Empires of the Sea
Empires of the Sea: The Final Battle for the Mediterranean, 1521 – 1580
The inhabitants of the Maghreb have it on the authority of the book of predictions that the Muslims will make a successful attack against the Christians and conquer the lands of the European Christians beyond the sea. This, it is said, will take place by sea.’
Ibn Khaldun, fourteenth-century Arab historian
In 1521, Suleiman the Magnificent, ruler of the Ottoman Empire at the height of its power, prepared to dispatch an invasion fleet to the island of Rhodes. It was to prove the opening shot in an epic struggle between rival empires and faiths for control of the Mediterranean – the White Sea to the Turks – that consumed the centre of the world for sixty years.

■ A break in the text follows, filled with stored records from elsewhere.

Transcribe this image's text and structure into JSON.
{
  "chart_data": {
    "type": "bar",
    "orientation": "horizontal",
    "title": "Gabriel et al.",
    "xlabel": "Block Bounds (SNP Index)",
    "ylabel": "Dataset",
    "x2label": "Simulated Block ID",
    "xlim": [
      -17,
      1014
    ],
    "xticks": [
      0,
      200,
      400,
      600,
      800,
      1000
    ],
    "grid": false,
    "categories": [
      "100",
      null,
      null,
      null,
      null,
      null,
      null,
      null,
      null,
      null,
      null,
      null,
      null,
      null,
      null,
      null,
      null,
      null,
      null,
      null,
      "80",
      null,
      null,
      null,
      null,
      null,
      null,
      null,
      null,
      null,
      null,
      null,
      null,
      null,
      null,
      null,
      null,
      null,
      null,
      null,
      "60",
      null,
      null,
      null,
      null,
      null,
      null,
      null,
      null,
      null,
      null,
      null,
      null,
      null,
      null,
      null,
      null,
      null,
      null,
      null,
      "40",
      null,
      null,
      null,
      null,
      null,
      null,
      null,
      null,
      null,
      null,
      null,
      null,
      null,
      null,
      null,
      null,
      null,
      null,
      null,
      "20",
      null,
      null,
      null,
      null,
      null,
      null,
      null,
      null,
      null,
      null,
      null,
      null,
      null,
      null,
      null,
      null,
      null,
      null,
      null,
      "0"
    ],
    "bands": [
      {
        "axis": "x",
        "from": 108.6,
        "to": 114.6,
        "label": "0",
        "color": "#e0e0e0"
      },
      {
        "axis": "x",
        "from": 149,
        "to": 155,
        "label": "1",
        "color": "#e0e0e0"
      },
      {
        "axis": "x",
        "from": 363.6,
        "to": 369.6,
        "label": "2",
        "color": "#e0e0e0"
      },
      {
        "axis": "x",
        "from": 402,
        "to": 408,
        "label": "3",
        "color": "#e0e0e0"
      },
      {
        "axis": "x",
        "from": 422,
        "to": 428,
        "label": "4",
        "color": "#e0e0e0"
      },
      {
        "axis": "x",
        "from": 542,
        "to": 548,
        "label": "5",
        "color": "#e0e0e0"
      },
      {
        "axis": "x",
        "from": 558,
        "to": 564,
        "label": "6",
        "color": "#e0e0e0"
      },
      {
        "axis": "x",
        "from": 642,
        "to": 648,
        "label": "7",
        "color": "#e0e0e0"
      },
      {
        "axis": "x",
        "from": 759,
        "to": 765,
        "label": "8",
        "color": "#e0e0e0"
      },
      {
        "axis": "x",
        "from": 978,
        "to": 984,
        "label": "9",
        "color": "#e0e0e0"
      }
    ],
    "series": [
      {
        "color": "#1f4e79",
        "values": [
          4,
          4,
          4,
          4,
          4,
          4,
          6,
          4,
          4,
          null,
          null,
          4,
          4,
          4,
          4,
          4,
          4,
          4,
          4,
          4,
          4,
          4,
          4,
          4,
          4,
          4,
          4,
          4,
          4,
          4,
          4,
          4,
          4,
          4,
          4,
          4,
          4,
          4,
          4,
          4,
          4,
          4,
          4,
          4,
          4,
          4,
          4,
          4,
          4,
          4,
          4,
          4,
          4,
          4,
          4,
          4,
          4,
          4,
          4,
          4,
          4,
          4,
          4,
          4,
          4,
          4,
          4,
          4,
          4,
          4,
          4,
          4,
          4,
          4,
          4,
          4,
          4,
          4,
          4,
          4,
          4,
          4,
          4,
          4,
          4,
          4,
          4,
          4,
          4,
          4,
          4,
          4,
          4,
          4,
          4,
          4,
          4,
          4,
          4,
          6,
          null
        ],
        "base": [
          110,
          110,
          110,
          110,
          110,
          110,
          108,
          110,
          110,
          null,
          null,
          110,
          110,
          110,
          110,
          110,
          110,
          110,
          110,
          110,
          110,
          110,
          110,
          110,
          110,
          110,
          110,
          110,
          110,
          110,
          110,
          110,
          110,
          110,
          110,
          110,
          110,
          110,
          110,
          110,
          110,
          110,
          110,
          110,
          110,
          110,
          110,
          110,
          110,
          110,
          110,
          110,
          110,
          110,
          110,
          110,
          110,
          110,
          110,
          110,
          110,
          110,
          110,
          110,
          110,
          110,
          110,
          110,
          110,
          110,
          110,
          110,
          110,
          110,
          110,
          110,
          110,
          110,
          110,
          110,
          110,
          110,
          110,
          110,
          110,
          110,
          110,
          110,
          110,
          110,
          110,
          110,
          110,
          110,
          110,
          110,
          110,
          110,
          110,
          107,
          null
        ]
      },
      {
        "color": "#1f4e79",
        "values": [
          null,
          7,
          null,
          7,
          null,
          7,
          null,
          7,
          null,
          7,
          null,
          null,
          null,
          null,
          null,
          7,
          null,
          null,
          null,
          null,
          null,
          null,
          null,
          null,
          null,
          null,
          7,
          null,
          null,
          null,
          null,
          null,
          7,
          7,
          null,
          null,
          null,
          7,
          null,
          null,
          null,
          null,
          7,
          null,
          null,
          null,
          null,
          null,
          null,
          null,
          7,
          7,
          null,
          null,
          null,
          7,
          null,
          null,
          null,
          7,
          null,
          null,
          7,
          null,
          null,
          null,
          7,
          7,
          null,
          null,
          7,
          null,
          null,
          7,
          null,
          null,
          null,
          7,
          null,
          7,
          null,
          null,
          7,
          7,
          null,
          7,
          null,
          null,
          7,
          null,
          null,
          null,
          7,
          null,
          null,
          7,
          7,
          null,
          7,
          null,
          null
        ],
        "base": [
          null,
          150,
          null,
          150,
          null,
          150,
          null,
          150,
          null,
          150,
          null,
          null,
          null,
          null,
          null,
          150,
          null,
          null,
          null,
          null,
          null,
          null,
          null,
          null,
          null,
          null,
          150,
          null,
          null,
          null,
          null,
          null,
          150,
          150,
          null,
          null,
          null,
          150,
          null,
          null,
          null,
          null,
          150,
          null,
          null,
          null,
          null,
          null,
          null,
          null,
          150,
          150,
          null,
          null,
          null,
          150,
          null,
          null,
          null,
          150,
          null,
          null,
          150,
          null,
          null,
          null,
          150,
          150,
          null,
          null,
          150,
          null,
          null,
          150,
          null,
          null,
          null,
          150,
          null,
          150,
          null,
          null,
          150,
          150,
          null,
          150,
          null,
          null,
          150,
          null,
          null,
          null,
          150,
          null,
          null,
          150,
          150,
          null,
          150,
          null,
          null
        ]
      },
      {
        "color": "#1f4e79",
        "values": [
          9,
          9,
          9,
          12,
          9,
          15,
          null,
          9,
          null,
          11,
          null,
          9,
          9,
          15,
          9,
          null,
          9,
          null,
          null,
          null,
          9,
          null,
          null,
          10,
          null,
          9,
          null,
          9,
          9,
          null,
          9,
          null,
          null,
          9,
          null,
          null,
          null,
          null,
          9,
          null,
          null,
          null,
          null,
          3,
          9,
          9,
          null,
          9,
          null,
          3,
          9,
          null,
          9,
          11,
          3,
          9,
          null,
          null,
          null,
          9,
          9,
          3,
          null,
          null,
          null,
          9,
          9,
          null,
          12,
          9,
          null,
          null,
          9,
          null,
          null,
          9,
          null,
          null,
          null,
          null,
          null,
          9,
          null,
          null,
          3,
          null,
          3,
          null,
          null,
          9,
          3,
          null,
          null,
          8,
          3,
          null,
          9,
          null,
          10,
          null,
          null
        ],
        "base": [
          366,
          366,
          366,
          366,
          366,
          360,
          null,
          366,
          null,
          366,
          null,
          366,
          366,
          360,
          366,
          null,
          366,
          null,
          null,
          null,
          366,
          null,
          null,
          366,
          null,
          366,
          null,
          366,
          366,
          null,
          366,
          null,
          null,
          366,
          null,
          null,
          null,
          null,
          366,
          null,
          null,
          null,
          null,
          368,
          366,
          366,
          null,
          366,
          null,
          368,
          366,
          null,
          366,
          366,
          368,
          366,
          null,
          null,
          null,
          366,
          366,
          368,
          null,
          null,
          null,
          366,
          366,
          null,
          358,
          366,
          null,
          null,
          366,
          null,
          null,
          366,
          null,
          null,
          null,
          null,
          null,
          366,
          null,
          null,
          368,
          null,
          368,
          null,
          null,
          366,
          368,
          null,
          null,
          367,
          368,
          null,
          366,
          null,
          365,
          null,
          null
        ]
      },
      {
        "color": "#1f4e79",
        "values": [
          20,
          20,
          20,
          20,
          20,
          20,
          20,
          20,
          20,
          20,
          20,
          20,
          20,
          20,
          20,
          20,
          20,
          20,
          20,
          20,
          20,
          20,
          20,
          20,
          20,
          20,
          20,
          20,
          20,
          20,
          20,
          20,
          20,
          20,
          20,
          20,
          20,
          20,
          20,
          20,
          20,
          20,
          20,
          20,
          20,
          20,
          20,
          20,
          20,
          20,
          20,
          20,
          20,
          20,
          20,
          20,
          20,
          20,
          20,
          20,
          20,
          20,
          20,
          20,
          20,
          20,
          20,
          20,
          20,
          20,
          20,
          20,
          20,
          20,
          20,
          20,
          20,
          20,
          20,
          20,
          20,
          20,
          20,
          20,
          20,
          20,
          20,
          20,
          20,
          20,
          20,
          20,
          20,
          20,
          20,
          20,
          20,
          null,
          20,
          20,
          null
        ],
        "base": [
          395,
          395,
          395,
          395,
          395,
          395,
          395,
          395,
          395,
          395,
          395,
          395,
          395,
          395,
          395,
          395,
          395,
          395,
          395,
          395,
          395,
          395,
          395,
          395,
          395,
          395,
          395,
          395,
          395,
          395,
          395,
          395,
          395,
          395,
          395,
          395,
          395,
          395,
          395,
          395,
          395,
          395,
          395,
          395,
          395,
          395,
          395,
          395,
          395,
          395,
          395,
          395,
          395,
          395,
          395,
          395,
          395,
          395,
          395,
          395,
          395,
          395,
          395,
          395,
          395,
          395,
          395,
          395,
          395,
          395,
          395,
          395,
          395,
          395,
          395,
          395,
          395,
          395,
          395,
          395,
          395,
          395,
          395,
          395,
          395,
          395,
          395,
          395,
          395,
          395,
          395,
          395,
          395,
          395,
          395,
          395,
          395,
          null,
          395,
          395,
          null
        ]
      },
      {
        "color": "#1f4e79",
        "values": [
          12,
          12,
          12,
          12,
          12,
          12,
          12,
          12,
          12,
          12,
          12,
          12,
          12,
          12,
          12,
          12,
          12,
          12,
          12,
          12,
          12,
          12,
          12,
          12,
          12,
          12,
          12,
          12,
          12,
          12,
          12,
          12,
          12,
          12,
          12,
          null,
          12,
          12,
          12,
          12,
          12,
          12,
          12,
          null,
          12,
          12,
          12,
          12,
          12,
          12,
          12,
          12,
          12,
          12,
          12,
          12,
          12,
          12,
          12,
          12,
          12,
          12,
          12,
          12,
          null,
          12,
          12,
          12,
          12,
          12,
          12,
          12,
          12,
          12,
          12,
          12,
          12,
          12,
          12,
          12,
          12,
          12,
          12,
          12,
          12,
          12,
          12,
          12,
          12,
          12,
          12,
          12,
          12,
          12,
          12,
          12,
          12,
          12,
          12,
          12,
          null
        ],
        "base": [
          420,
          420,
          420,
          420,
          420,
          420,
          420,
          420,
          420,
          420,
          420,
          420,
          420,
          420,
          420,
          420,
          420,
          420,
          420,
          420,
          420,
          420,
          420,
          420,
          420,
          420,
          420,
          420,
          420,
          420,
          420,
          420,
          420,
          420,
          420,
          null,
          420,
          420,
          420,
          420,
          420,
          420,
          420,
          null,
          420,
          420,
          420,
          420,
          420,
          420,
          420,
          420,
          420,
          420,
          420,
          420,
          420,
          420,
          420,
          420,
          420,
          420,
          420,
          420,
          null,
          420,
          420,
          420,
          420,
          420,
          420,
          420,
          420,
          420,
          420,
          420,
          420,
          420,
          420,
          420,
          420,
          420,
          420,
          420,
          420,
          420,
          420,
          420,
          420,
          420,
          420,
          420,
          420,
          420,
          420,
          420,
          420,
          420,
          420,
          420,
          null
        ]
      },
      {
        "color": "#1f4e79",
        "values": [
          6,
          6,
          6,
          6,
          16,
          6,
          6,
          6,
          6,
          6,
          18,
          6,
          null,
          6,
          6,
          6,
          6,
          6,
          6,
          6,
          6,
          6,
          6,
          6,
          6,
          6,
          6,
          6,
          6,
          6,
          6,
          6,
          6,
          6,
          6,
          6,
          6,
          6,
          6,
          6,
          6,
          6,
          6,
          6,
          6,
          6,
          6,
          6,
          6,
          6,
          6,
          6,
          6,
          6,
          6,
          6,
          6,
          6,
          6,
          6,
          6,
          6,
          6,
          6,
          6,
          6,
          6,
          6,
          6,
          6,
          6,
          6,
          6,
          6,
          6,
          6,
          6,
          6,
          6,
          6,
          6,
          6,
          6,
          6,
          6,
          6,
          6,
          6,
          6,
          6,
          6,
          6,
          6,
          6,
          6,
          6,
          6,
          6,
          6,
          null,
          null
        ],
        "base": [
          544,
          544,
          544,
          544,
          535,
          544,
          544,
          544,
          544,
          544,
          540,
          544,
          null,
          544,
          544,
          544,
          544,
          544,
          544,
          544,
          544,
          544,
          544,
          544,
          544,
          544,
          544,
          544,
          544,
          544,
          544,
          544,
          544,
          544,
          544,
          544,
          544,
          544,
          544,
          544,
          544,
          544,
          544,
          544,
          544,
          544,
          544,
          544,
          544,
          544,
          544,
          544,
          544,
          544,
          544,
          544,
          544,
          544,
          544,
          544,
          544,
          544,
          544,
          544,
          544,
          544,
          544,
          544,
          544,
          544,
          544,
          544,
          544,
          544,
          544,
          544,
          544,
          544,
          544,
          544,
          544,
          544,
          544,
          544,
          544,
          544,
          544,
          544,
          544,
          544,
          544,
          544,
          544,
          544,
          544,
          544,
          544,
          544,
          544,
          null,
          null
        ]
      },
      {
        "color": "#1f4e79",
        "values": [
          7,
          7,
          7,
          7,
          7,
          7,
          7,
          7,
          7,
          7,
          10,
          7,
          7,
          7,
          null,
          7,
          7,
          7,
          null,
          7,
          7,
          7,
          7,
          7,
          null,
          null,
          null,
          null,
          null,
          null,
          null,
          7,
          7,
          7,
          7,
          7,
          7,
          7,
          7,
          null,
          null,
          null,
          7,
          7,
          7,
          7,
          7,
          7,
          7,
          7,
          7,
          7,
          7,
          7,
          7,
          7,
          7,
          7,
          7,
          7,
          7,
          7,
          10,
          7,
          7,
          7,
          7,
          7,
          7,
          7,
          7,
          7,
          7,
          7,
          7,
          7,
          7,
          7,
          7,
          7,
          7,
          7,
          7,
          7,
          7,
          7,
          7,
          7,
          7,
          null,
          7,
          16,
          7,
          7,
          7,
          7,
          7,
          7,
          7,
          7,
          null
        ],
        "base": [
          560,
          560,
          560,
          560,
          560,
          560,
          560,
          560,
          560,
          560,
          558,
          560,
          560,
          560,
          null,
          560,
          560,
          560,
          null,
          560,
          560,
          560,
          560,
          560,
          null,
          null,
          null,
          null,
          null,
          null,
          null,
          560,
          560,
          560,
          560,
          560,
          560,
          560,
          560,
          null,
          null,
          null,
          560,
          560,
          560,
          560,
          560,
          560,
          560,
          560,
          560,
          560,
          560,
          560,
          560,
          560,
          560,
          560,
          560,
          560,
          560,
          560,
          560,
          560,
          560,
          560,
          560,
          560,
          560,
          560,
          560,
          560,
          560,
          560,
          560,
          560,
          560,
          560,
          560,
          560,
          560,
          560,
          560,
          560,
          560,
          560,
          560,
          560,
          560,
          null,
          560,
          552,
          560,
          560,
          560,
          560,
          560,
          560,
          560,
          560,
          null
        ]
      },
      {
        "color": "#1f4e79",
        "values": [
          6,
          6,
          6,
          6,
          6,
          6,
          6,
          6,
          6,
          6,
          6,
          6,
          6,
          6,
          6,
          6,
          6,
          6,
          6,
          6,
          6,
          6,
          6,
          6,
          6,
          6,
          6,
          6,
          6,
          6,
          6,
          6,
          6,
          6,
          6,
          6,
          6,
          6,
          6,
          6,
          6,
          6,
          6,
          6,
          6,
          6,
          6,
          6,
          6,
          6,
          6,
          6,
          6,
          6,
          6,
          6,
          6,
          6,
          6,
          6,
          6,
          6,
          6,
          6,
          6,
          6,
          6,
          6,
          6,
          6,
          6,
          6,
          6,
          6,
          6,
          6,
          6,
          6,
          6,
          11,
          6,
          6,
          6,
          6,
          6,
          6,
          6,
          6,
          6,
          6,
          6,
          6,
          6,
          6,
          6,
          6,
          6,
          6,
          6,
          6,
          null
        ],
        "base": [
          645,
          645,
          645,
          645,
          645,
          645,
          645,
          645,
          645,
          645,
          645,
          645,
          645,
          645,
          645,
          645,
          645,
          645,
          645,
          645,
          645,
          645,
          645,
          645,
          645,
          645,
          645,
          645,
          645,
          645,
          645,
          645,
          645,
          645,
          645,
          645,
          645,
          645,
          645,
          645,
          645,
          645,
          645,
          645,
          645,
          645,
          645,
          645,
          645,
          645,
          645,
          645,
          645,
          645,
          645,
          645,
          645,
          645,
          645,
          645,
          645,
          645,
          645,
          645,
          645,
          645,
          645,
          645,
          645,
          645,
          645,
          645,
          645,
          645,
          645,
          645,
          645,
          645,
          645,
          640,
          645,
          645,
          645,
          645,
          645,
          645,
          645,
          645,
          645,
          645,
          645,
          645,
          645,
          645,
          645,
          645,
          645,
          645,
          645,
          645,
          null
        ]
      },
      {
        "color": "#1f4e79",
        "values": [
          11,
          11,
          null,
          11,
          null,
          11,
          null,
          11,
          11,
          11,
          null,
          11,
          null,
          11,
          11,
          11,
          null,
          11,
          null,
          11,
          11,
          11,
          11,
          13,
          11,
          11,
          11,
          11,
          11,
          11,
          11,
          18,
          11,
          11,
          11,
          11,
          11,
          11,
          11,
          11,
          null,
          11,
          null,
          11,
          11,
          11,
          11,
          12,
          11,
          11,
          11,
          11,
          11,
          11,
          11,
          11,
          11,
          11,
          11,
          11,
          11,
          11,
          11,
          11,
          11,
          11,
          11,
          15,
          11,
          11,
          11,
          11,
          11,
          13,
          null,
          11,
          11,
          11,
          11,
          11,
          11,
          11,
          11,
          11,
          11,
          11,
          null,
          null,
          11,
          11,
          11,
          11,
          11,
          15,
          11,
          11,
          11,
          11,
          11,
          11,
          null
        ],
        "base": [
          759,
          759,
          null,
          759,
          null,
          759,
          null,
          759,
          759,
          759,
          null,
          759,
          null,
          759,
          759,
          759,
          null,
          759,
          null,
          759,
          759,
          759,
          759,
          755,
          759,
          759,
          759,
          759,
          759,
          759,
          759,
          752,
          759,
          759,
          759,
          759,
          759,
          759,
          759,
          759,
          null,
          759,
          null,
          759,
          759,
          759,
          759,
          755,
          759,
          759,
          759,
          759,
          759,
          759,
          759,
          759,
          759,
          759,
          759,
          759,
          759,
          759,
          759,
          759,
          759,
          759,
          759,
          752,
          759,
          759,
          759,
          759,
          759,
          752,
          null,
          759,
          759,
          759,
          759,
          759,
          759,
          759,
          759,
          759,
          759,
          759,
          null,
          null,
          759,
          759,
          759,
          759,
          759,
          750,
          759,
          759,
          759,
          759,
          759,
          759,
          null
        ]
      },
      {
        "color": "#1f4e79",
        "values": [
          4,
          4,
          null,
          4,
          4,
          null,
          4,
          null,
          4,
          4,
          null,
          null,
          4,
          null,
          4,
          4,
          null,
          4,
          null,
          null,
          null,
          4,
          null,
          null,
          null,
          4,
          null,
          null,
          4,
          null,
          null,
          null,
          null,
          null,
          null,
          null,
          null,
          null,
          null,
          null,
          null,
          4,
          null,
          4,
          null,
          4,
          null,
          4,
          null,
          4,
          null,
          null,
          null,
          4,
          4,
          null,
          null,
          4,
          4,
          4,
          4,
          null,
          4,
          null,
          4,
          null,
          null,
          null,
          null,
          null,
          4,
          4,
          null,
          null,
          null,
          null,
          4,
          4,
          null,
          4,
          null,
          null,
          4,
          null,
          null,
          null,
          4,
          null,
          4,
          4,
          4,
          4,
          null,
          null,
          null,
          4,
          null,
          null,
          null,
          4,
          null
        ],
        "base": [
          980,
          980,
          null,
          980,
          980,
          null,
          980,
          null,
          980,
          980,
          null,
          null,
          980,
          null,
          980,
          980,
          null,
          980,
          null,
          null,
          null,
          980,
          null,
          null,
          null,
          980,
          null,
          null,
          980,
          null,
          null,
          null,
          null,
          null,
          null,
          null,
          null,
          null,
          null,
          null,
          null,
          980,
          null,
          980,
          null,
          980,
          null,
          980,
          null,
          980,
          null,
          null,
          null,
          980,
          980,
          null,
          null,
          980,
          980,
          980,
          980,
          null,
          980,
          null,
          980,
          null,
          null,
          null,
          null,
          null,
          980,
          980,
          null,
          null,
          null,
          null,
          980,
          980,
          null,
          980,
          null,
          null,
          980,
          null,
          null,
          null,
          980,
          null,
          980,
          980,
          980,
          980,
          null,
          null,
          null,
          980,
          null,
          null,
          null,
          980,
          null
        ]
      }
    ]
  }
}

Empires of the Sea tells the story of this great contest between the Ottomans and the Spanish Hapsburgs. It is a fast-paced tale of spiralling intensity that ranges from Istanbul to the Gates of Gibraltar and features a cast of extraordinary characters: Hayrettin Barbarossa, the original Barbary pirate, the risk-taking Emperor Charles V, the Knights of St John, last survivors of the military crusading orders, and the brilliant Christian admiral, Don Juan of Austria. Its brutal climax came between 1565 and 1571, six years that witnessed a fight to the finish, decided in a series of bloody set pieces: the epic siege of Malta, the battle for Cyprus and the apocalyptic last-ditch defence of southern Europe at Lepanto – one of the most dramatic days in world history, that fixed the frontiers of the Mediterranean world that we know today.

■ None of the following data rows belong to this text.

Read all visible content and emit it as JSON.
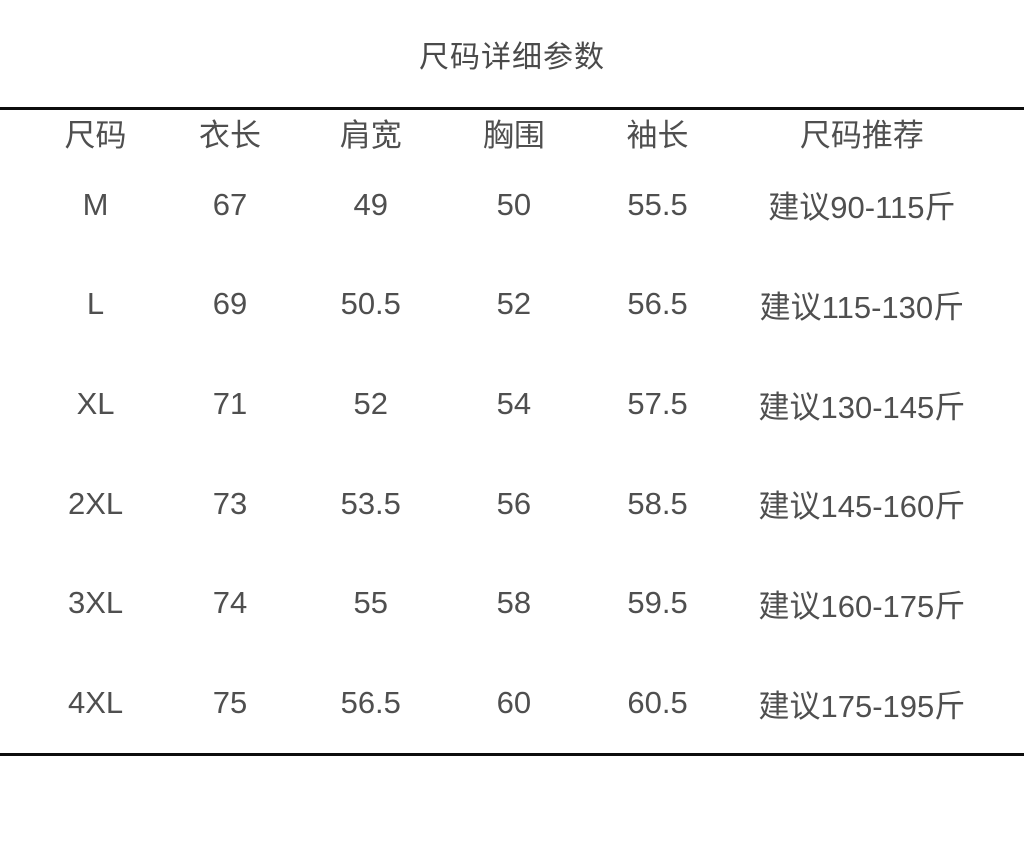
{
  "title": "尺码详细参数",
  "colors": {
    "background": "#ffffff",
    "text": "#4f4f4f",
    "divider": "#0d0d0d"
  },
  "table": {
    "headers": [
      "尺码",
      "衣长",
      "肩宽",
      "胸围",
      "袖长",
      "尺码推荐"
    ],
    "rows": [
      [
        "M",
        "67",
        "49",
        "50",
        "55.5",
        "建议90-115斤"
      ],
      [
        "L",
        "69",
        "50.5",
        "52",
        "56.5",
        "建议115-130斤"
      ],
      [
        "XL",
        "71",
        "52",
        "54",
        "57.5",
        "建议130-145斤"
      ],
      [
        "2XL",
        "73",
        "53.5",
        "56",
        "58.5",
        "建议145-160斤"
      ],
      [
        "3XL",
        "74",
        "55",
        "58",
        "59.5",
        "建议160-175斤"
      ],
      [
        "4XL",
        "75",
        "56.5",
        "60",
        "60.5",
        "建议175-195斤"
      ]
    ]
  }
}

Empires of the Sea is the sequel to the much-praised Constantinople 1453. It is page-turning narrative history at its best – a story of extraordinary colour and incident, rich in detail, full of surprises and backed by a wealth of eyewitness accounts. Its denouement at Lepanto is a single action of quite shocking impact. Cervantes called it ‘the greatest event witnessed by times past, present and to come’. The book is also a narrative about technology and money. Lepanto was the Mediterranean’s Trafalgar, the last and greatest moment in the age of the galleys before sailing ships with broadside guns swept all before them, and it was paid for, on the Christian side, with Inca gold.